Caroline continues to develop friendships on the lacrosse team, and one in particular shows great promise, the other homeschooled girl I mentioned before.  An opportunity arose for Caroline to go on the retreat with our church's youth group and she showed interest in going, but unfortunately she has two back to back games on Saturday.  She could have missed one of them, but missing both would have been very unsupportive of her team and this is the second to the last weekend of games.  So she decided to stay and play in the games, which was a very hard decision.  We would have encourage her to skip the game if she had only one.  Oh well, at least she is showing an interest int the Youth Group again, which she did go to last night even though she was afraid.  We will just continue to encourage her to go on Sunday nights.

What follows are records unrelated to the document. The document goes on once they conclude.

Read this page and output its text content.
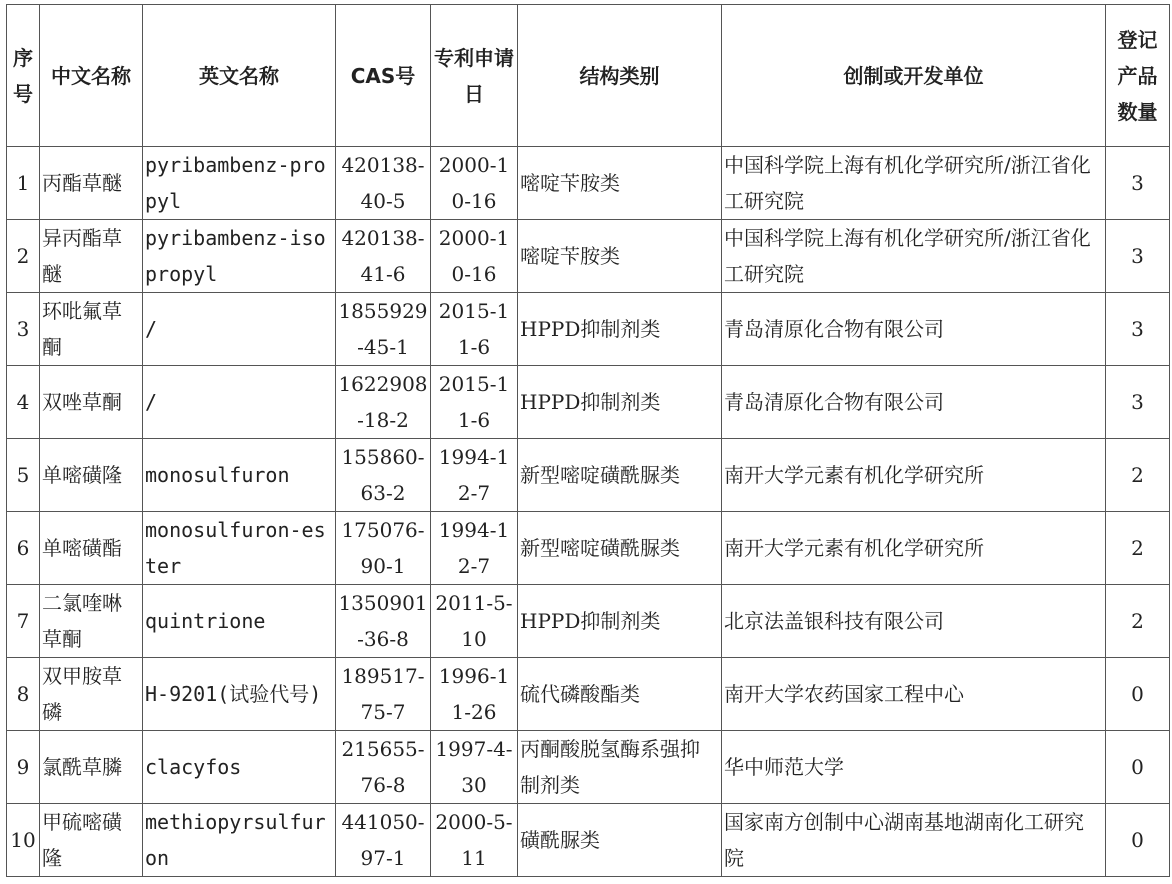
序号	中文名称	英文名称	CAS号	专利申请日	结构类别	创制或开发单位	登记产品数量
1	丙酯草醚	pyribambenz-propyl	420138-40-5	2000-10-16	嘧啶苄胺类	中国科学院上海有机化学研究所/浙江省化工研究院	3
2	异丙酯草醚	pyribambenz-isopropyl	420138-41-6	2000-10-16	嘧啶苄胺类	中国科学院上海有机化学研究所/浙江省化工研究院	3
3	环吡氟草酮	/	1855929-45-1	2015-11-6	HPPD抑制剂类	青岛清原化合物有限公司	3
4	双唑草酮	/	1622908-18-2	2015-11-6	HPPD抑制剂类	青岛清原化合物有限公司	3
5	单嘧磺隆	monosulfuron	155860-63-2	1994-12-7	新型嘧啶磺酰脲类	南开大学元素有机化学研究所	2
6	单嘧磺酯	monosulfuron-ester	175076-90-1	1994-12-7	新型嘧啶磺酰脲类	南开大学元素有机化学研究所	2
7	二氯喹啉草酮	quintrione	1350901-36-8	2011-5-10	HPPD抑制剂类	北京法盖银科技有限公司	2
8	双甲胺草磷	H-9201(试验代号)	189517-75-7	1996-11-26	硫代磷酸酯类	南开大学农药国家工程中心	0
9	氯酰草膦	clacyfos	215655-76-8	1997-4-30	丙酮酸脱氢酶系强抑制剂类	华中师范大学	0
10	甲硫嘧磺隆	methiopyrsulfuron	441050-97-1	2000-5-11	磺酰脲类	国家南方创制中心湖南基地湖南化工研究院	0
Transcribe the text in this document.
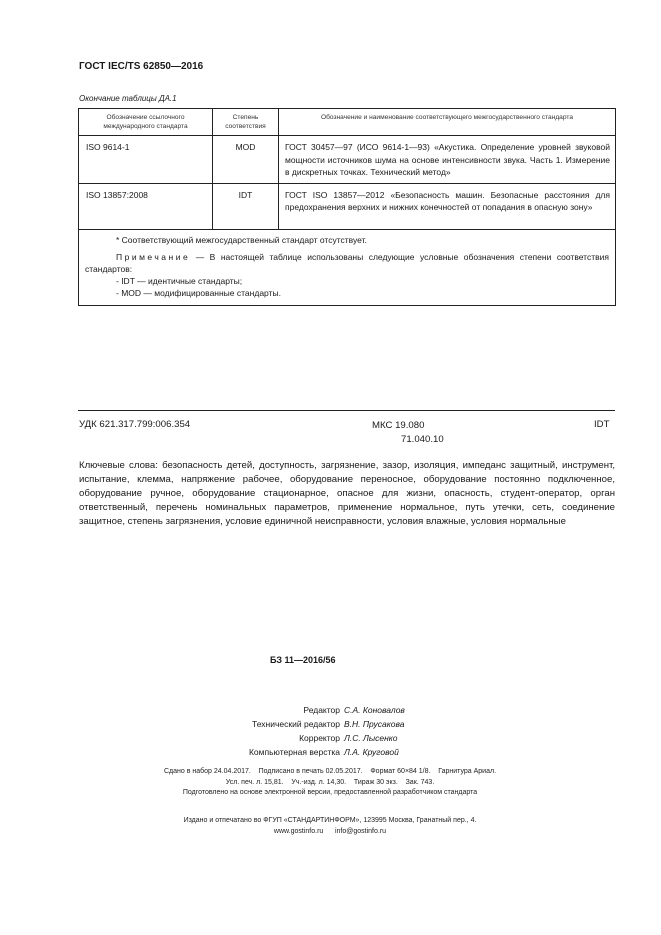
ГОСТ IEC/TS 62850—2016
Окончание таблицы ДА.1
Обозначение ссылочного международного стандарта	Степень соответствия	Обозначение и наименование соответствующего межгосударственного стандарта
ISO 9614-1	MOD	ГОСТ 30457—97 (ИСО 9614-1—93) «Акустика. Определение уровней звуковой мощности источников шума на основе интенсивности звука. Часть 1. Измерение в дискретных точках. Технический метод»
ISO 13857:2008	IDT	ГОСТ ISO 13857—2012 «Безопасность машин. Безопасные расстояния для предохранения верхних и нижних конечностей от попадания в опасную зону»

* Соответствующий межгосударственный стандарт отсутствует.
Примечание — В настоящей таблице использованы следующие условные обозначения степени соответствия стандартов:
- IDT — идентичные стандарты;
- MOD — модифицированные стандарты.		
УДК 621.317.799:006.354	МКС 19.080
71.040.10
IDT
Ключевые слова: безопасность детей, доступность, загрязнение, зазор, изоляция, импеданс защитный, инструмент, испытание, клемма, напряжение рабочее, оборудование переносное, оборудование постоянно подключенное, оборудование ручное, оборудование стационарное, опасное для жизни, опасность, студент-оператор, орган ответственный, перечень номинальных параметров, применение нормальное, путь утечки, сеть, соединение защитное, степень загрязнения, условие единичной неисправности, условия влажные, условия нормальные
БЗ 11—2016/56
Редактор С.А. Коновалов
Технический редактор В.Н. Прусакова
Корректор Л.С. Лысенко
Компьютерная верстка Л.А. Круговой
Сдано в набор 24.04.2017.    Подписано в печать 02.05.2017.    Формат 60×84 1/8.    Гарнитура Ариал.
Усл. печ. л. 15,81.    Уч.-изд. л. 14,30.    Тираж 30 экз.    Зак. 743.
Подготовлено на основе электронной версии, предоставленной разработчиком стандарта
Издано и отпечатано во ФГУП «СТАНДАРТИНФОРМ», 123995 Москва, Гранатный пер., 4.
www.gostinfo.ru      info@gostinfo.ru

We leave for a week at the beach soon, for our last "family" vacation with Elizabeth before she goes to college.  We debated about spending this kind of money while my husband is unemployed, but there are somethings you can't put a price tag on, like making memories with your kids before they fly the nest. Thank you for the tax refund, Uncle Sam!

I hope you are all well, though I know many of you and your kids are not, facing hospitalizations and school issues and health insurance nightmares.  Thank you for all of the messages of support and prayer for Daniel and his parents.  They appreciate them sooooo much, really!

Blessings!
Megan

3 comments:

asplashofsunshine said...

As stressful as many times can be, it is almost as if you can see a smile through this entry. Enjoy your getaway before the empty nest. Keep us updated on how your nephew is doing. We're all thinking of him.

Jessica @ The Leggett Family Circus said...

I am very sorry to hear about your nephew. I will pray that he is able to walk again someday.
I have a question for you about Caroline. Have you ever taken her for Chiropractic treatment for her BP? I took my son to one yesterday who explained to me that when the C1 vertebrae is out it compresses the top of the spinal chord and brain stem and makes it so the brain can't get information in and out as well (think of a flexible funnel that is smooshed to one side). He told me that they have found that children with more difficult deliveries and especially those with injuries to their left sides tend to have more problems with ADHD and other disorders with similar symptoms because their brain can't get the information out to the body, or back from the body as well. My son had a VERY difficult delivery - even having his left shoulder dislocated and ended up with torticollis on his left side.
After explaining this to me, he examined my son and my daughter. On both of them their C1 vertebra was out. My son's was so bad that it was like he had a mass on the left side of his neck. (my son has been diagnosed with ADHD, OCD, Anxiety, and Early BP) He was also out in other places - and just by testing and examining my son and my daughter he was able to tell me the symptoms that they have.
The change has been amazing! This morning is the first morning in WEEKS that we have not had a fight with my son to get ready for school. He was completely calm, sweet and agreeable. I know the proof is in the pudding - but if this is how he is going to be then my prayers of him someday being able to come off his medications may have been answered!
Have you ever heard of Chiropractic treatment being able to help kids with BP and ADHD before? What do you think about this?
Thanks for your insight!

Megan said...

Chiropractic sounds very interesting! I wish our insurance covered it, and I would go too! Thank you for sharing this. I appreciate it a lot!